Additional questions linger about possible Pakistani assistance to other states. This is hard to imagine. When China could not find a way to make its Pakistan-supplied centrifuges work properly to enrich uranium, it replaced them with Russian centrifuges. What happened to the Pakistani centrifuges? They were never returned to Pakistan. Could they have ended up in other states? Analysts believe this certainly possible.

Understanding Pakistan

What was been Pakistan’s motivation for assisting these rogue states? Smooth-talking generals and politicians from Pakistan seldom talk in public about their country’s real perspectives and true fears.

Many analysts would posit that India lies at the core of Pakistan’s fears. Indeed, the border and sovereignty dispute in Kashmir has festered since independence from Britain in 1947.

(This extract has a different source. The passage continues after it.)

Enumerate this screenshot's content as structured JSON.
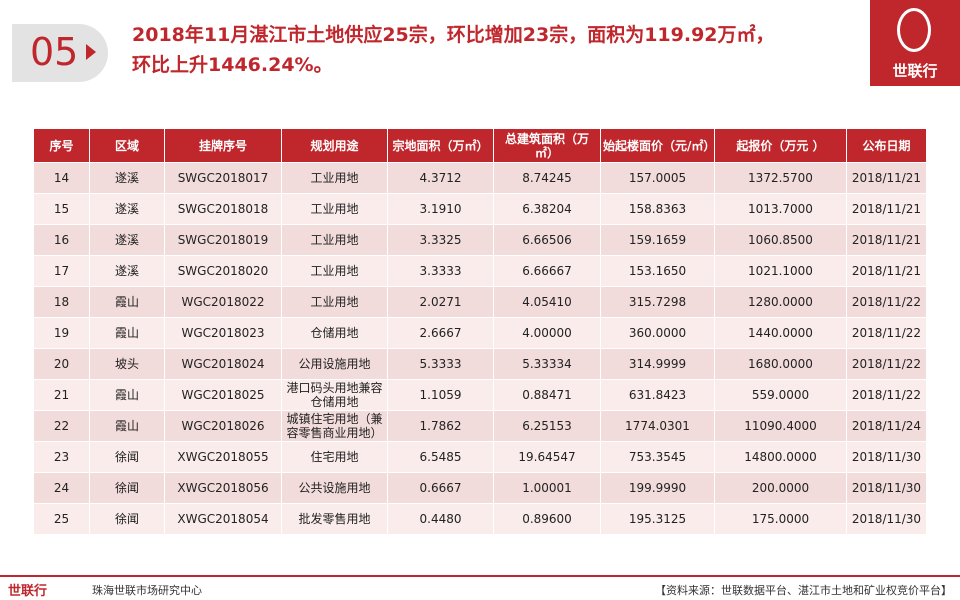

But it is more complicated than that. Many Pakistanis were traumatized by the secession of Bangladesh, formerly known as East Pakistan, in 1971. For one, this break-off dented the notion that Pakistan was the state for the sub-continent’s Muslims. Pakistanis also felt let down when the United States did not intervene to counter India’s invasion of the rebellious East Pakistan. In the aftermath, top Pakistanis decided to drop the United States as the nation’s principal ally and instead develop links with China, which also considered India as a rival and adversary.

The Bangladesh disaster also prompted Pakistanis to take a closer look at long-standing questions about whether Pakistan was a secular or Muslim state. The disgraced top army officers who were blamed for the humiliating defeat in East Pakistan were alcohol-drinking secularists. Soon, the military went dry and the younger officers were notably more Islamic.

The Islamization of Pakistan continued during the U.S.-backed war against the Soviet army in Afghanistan in the 1980s. Washington channeled aid through the ISI, which cultivated hard-line Islamist fighters to be the recipients of American and Saudi financial backing. Some of these mujahedin (jihad fighters) became the backbone of the al-Qaeda terrorist organization, but others also became part of a formidable fighting force at the disposal of the Pakistanis.

The ISI’s decision to back these forces stemmed from their realization that well-trained insurgent fighters could also be used to counter Indian forces in Kashmir, offsetting India’s otherwise huge conventional military advantage. While Pakistan steadily added to its nuclear arsenal throughout the mid-1980s with the help of A.Q. Khan and his team, its generals deployed these insurgent forces to keep India occupied on the flashpoint border of Kashmir.

Islam and Pakistani Identity

Today, in the offices of tea-drinking Pakistan army generals, the idea of Islam as a core tenet of the nation’s identity, and as the key foundation of its otherwise fragile nationhood, has only gained strength. This, to a certain extent, explains the logic behind Pakistan’s cooperation with Iran; an Islamic friend was always better than a non-Islamic one. The same logic explains the deal with Libya.

What does this mean for possible future assistance to nuclear programs around the Muslim world? Pakistani officials declare that the nation’s proliferation days are over. But the full story is still emerging. It is hard to dismiss the possibility that nuclear proliferation is a card that Pakistan might still play in the future, even without Dr. A.Q. Khan.

Simon Henderson, a former journalist who covered Pakistan in the 1970s, is the Baker Fellow and Director of the Gulf and Energy Policy Program at the Washington Institute for Near East Policy.